La digitalisation à marche forcée, avec un impact massif des entreprises du numériques sur les modes de consommation, de vente, de travail, d'influence, de marketing, de production... Les entreprises traditionnelles n'ont d'autre choix que de suivre cette transformation numérique qui s'accompagne d'un bouleversement culturel et technologique. Mais il ne s'agit pas seulement d'engager une transformation numérique, elle doit être réussie (maîtrisée notamment d'un point de vue financier). « On voit de nombreux cas où cette transformation a un coût démesuré car mal accompagnée en termes de management des risques de projet impactant les performances, les coûts et les délais», souligne Sébastien Delmotte.

L'accroissement du rythme des ruptures technologiques qui s'accompagne de bulles financières pouvant déstabiliser les marchés. Internet, Intelligence Artificielle, NewSpace, ordinateur quantique, nouvelles énergies, santé connectée, biotechnologies... Chaque nouvelle rupture s'accompagne d'espérances de gain élevées, mais aussi de fraudes et d'arnaques de plus ou moins grandes ampleur ;

La cybersécurité qui a un coût très élevé pour les entreprises en termes : de pertes liées aux attaques ; de coûts liés à la réparation suite aux attaques ; de pertes économiques liées à la perte de clientèle suite à des attaques ; de protection et de prévention vis-à-vis des attaques ; de coûts d'assurance qui incluent maintenant les risques cyber

La guerre économique incluant les actions de déstabilisation par la concurrence (entreprises, pays) fait des Daf des cibles privilégiées pour la corruption, l'extorsion ou le chantage, le vol de données.

Cependant, cette prise de conscience à l'exposition des risques ne paraît pas aller de soi. Car la gestion des risques n'est pas un bénéfice identifiable pour l'entreprise. « Même si ça ne rapporte rien, cela empêche de perdre. Prenons le cas de Ferrero, combien cela va leur coûter en termes de perte de ventes liées au scandale sanitaire ou en publicité pour redorer leur image », précise Sébastien Delmotte.
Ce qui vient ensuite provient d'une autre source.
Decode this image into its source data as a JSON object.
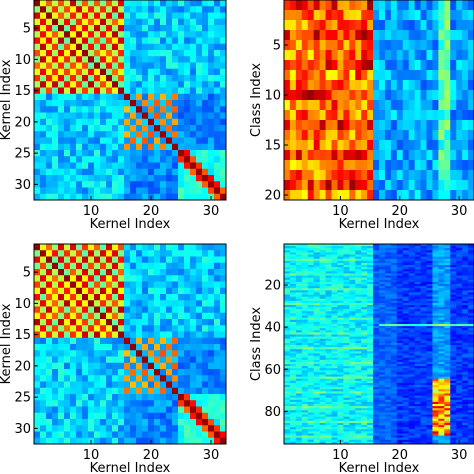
{
  "chart_data": [
    {
      "type": "heatmap",
      "panel": "top-left",
      "xlabel": "Kernel Index",
      "ylabel": "Kernel Index",
      "rows": 32,
      "cols": 32,
      "xticks": [
        10,
        20,
        30
      ],
      "yticks": [
        5,
        10,
        15,
        20,
        25,
        30
      ],
      "colormap": "jet",
      "structure": "kernel-by-kernel similarity; strong checkerboard block for kernels 1-15, smaller checkerboard block for 16-24, diagonal blocks near 25-32"
    },
    {
      "type": "heatmap",
      "panel": "top-right",
      "xlabel": "Kernel Index",
      "ylabel": "Class Index",
      "rows": 20,
      "cols": 32,
      "xticks": [
        10,
        20,
        30
      ],
      "yticks": [
        5,
        10,
        15,
        20
      ],
      "colormap": "jet",
      "structure": "class-by-kernel weights; high values for kernels 1-15, low values for kernels 16-32"
    },
    {
      "type": "heatmap",
      "panel": "bottom-left",
      "xlabel": "Kernel Index",
      "ylabel": "Kernel Index",
      "rows": 32,
      "cols": 32,
      "xticks": [
        10,
        20,
        30
      ],
      "yticks": [
        5,
        10,
        15,
        20,
        25,
        30
      ],
      "colormap": "jet",
      "structure": "kernel-by-kernel similarity; checkerboard block for kernels 1-15, smaller block for 16-24, diagonal blocks near 25-32"
    },
    {
      "type": "heatmap",
      "panel": "bottom-right",
      "xlabel": "Kernel Index",
      "ylabel": "Class Index",
      "rows": 95,
      "cols": 32,
      "xticks": [
        10,
        20,
        30
      ],
      "yticks": [
        20,
        40,
        60,
        80
      ],
      "colormap": "jet",
      "structure": "class-by-kernel weights; mostly low values, moderate cyan for kernels 1-15, hotspot near kernels 26-27 for classes 65-90"
    }
  ]
}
Une bonne temporalité de la gestion des risques

Une bonne temporalité de la gestion des risques se déroule en 3 temps. Avant : il s'agit d'anticiper, d'être créatif mais aussi imaginatif et prospectif. « Il faut une capacité d'anticipation et de décision avec une approche comme dans l'armée dite OODA (pour Observer, Orienter, Décider, Agir). Il faut être capable de simuler des scénarios pour orienter la stratégie en conséquence », explique Vincent Desroches. Pendant : il s'agit de savoir comment réagir et quelles décisions prendre. Enfin, après, il faut en tirer les enseignements et savoir ce qui a fonctionné ou non. A chaque étape, le management des risques doit savoir quelle attitude adopter. « Il faut connaître ses forces et ses faiblesses et savoir faire preuve d'agilité », précise Sébastien Delmotte.

On parle également d'appétence au risque qui doit être portée par les dirigeants et le Comex. Il est aussi question de soft skills. « Un bon gestionnaire de risques doit savoir se remettre en cause et douter. Car le premier ennemi de la gestion des risques est la certitude », souligne Vincent Desroches. Mais parallèlement, au-delà du doute, le bon gestionnaire de risques doit aussi apporter de la confiance.